When I was starting with the bus I was looking for an existing solution, no need to invent the wheel. Soon I found the following web site of the RetroBrew Computers which is a site about hobbyists computers based on the ECB bus. The bus seemed to fit nicely for the Q-Bus.
So I mapped all the Q-Bus signals to appropriate signals of the ECB bus and used it as the base for my system and named the system bus the QBUS64. This allowed me to use one of the standard bus boards available to begin with the system setup. Later I designed my own PCB. The following shows the schematic
and the finished Bus of my own design.
As the real Q-Bus it is fully asynchronous. The speed is about the same as the real Q-Bus. But as with any DCJ11 based system the performance depends primarely on the memory speed. In the case of the PDP‐11/Hack the memory is located on the CPU board and operates at the speed of a cache similar to the PDP-11/93.
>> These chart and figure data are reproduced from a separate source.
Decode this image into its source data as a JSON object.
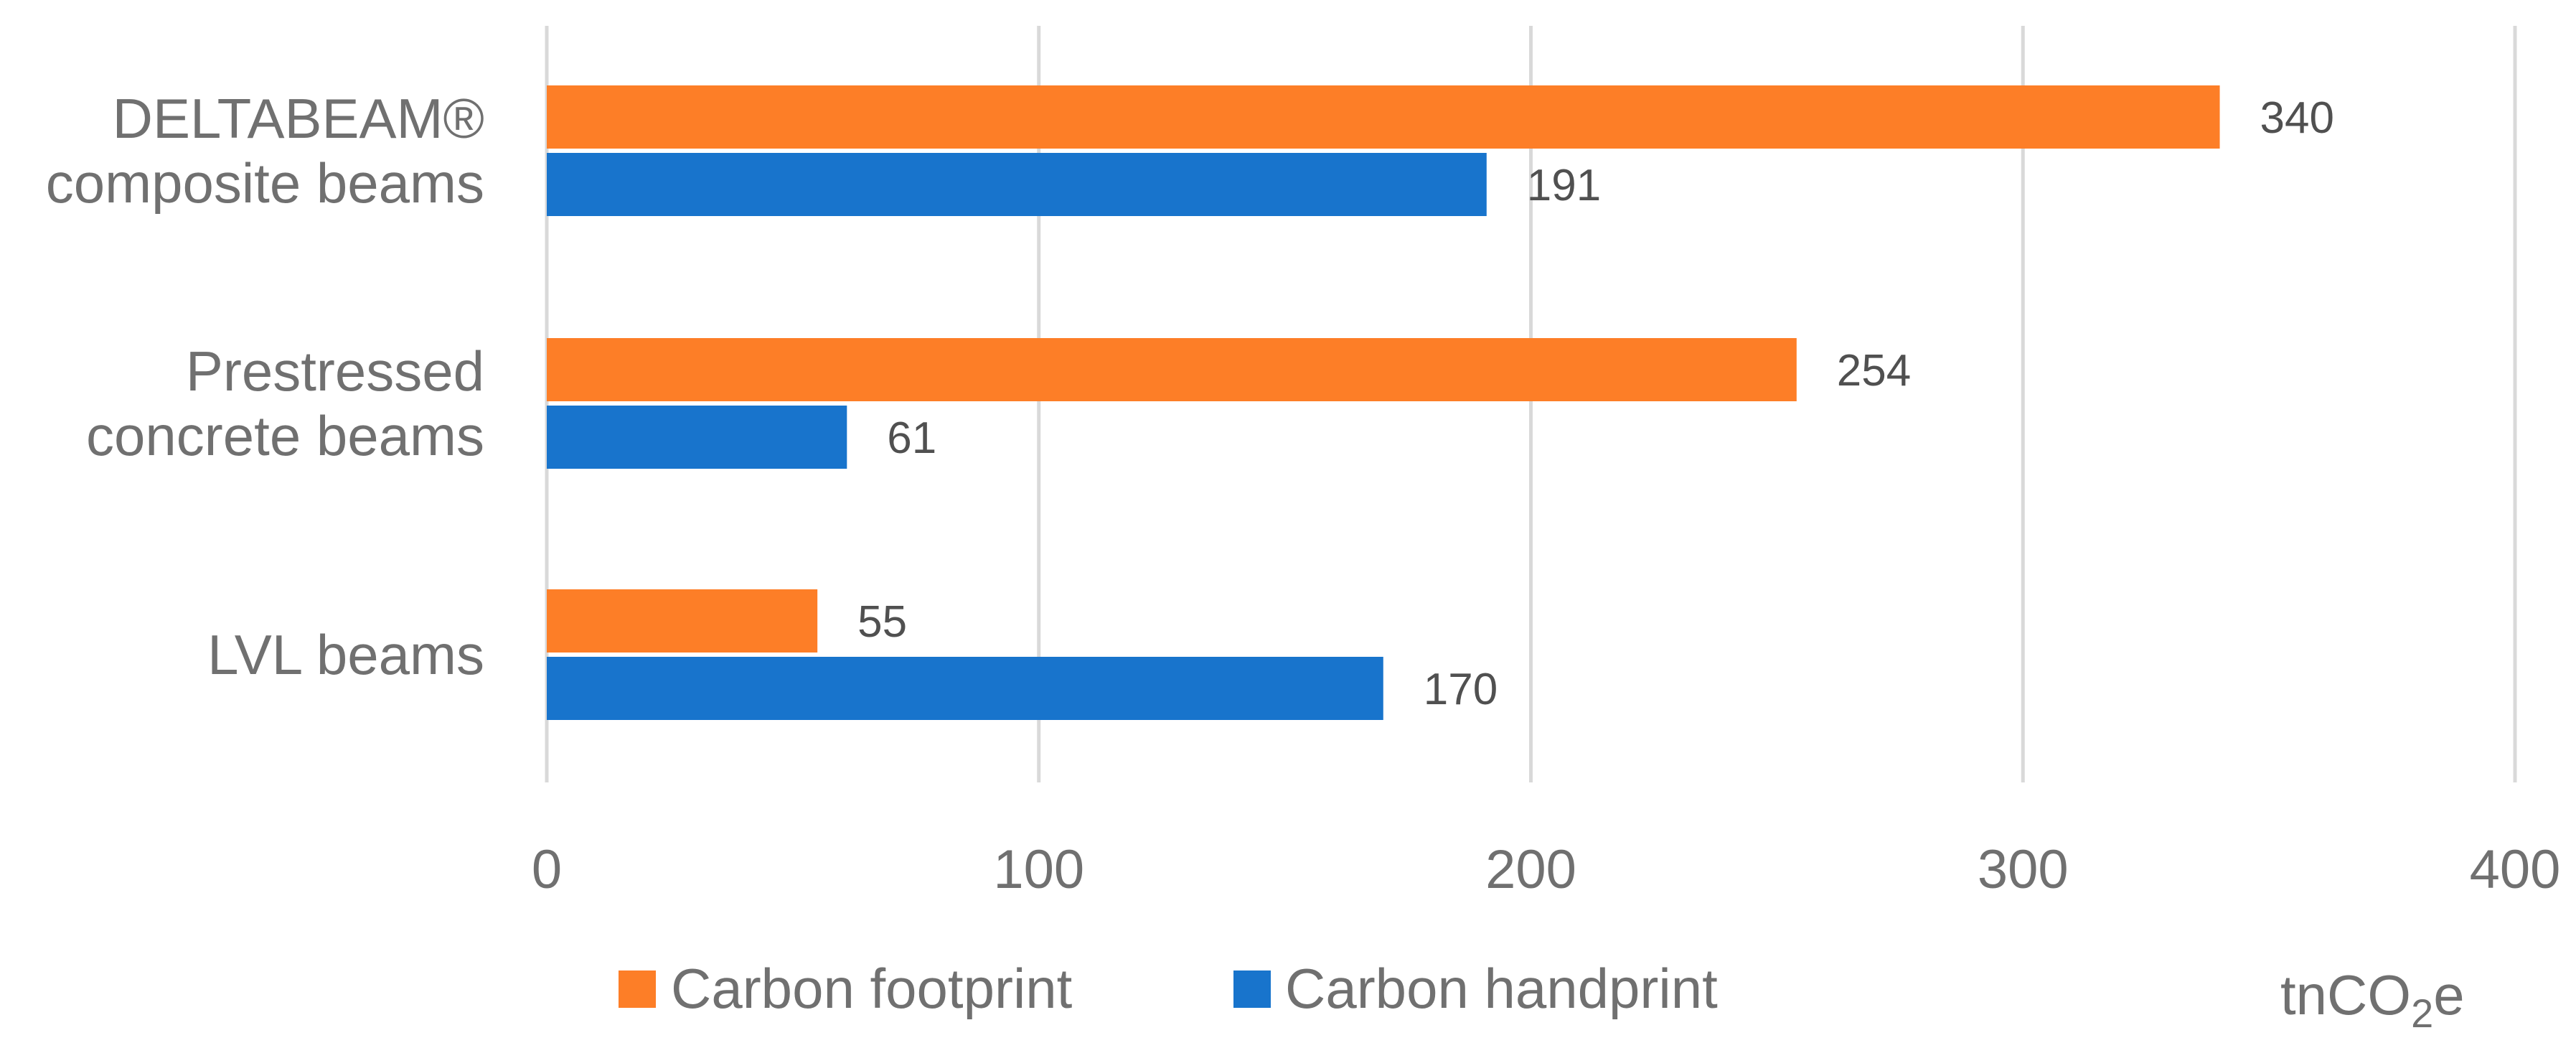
{
  "chart_data": {
    "type": "bar",
    "orientation": "horizontal",
    "categories": [
      [
        "DELTABEAM®",
        "composite beams"
      ],
      [
        "Prestressed",
        "concrete beams"
      ],
      [
        "LVL beams"
      ]
    ],
    "series": [
      {
        "name": "Carbon footprint",
        "color": "#FD7E27",
        "values": [
          340,
          254,
          55
        ]
      },
      {
        "name": "Carbon handprint",
        "color": "#1874CC",
        "values": [
          191,
          61,
          170
        ]
      }
    ],
    "xlim": [
      0,
      400
    ],
    "xticks": [
      0,
      100,
      200,
      300,
      400
    ],
    "unit": {
      "base": "tnCO",
      "sub": "2",
      "suffix": "e"
    },
    "grid": "vertical",
    "legend_position": "bottom"
  }
}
Please note that I often use slightly different names for the signals than are used on the Q-Bus. E.g. I did not prefix all signals with B for bus and spelt the signals differently, e.g. IACK instead of IAK, A instead of DAL, etc. This was very thoughtless. I’m continuously changing this whenever I make a new revision.
Address/Data Bus Signals
The Address and Data are multiplexed like in a real Q-Bus. However unlike the real Q-Bus the Address/Data signals use positive logic and tri-state buffers. The main reason is because the first trials on the bread-boards did not use bus transceivers. Also later the UART and the CPLD talked directly to the system bus. The UART has also positive logic. Later I tried to use an inverted bus with the CPLD but it always caused problems with WinCUPL. Might also be caused by my limited experience then with CPLD programming at that time. For a short time I was thinking about a redesign to better match the Q-Bus but then I decided it is not worth the effort and it is not necessary in case I want to translate a design to Q-Bus.
Control Bus Signals
The rest of the signals however uses open collector drivers and inverted logic. It seems natural for an asynchronous bus with a lot of bidirectional control signals and the option of multiple masters. At least it is very easy to implement the Q-Bus protocol using open collector outputs. QBUS64 uses the following Q-Bus signals:
|DIN||BDIN||Master read data from slave|
|DOUT||BDOUT||Master write data to slave|
|BS7||BBS7||Bank Select 7 aka IO Page on a PDP-11|
|RPLY||BRPLY||Reply from slave, acknowledge|
|IRQ0||BIRQ4||Interrupt request level 4, currently all boards use this level|
|IRQ1||BIRQ5||Interrupt request level 5|
|IRQ2||BIRQ6||Interrupt request level 6|
|IACKI||BIAKI||Interrupt Acknowledge In Daisy-Chain|
|IACKO||BIAKO||Interrupt Acknowledge Out Daisy-Chain|
|DMR||BDMR||DMA Service Request|
|SACK||BSACK||DMA Service Request Acknowledge|
|DMGI||BDMGI||DMA Grant In Daisy-Chain|
|DMGO||BDMGO||DMA Grant Out Daisy-Chain|
|EVENT||BEVNT||Cyclical Event, System Tick|
The QBUS64 does not implement or does not make use of the following signals
The open collector signals are only terminated on the CPU board. The bus is too short to require termination on both sides. Also I do use a 3.3V voltage and a single pull-up resister, this is the electrical equivalent to the voltage divider setup of the Q-Bus and saves a lot of power. Modern SCSI terminators for example used the same trick.
Initially I thought it would be a good idea to power the system via an USB power supply and therefore added a Type-B connector to the PCB, however I swapped GND and VCC which makes this option unusable. Don’t solder the connector, just use the screw heads as you can see on the picture.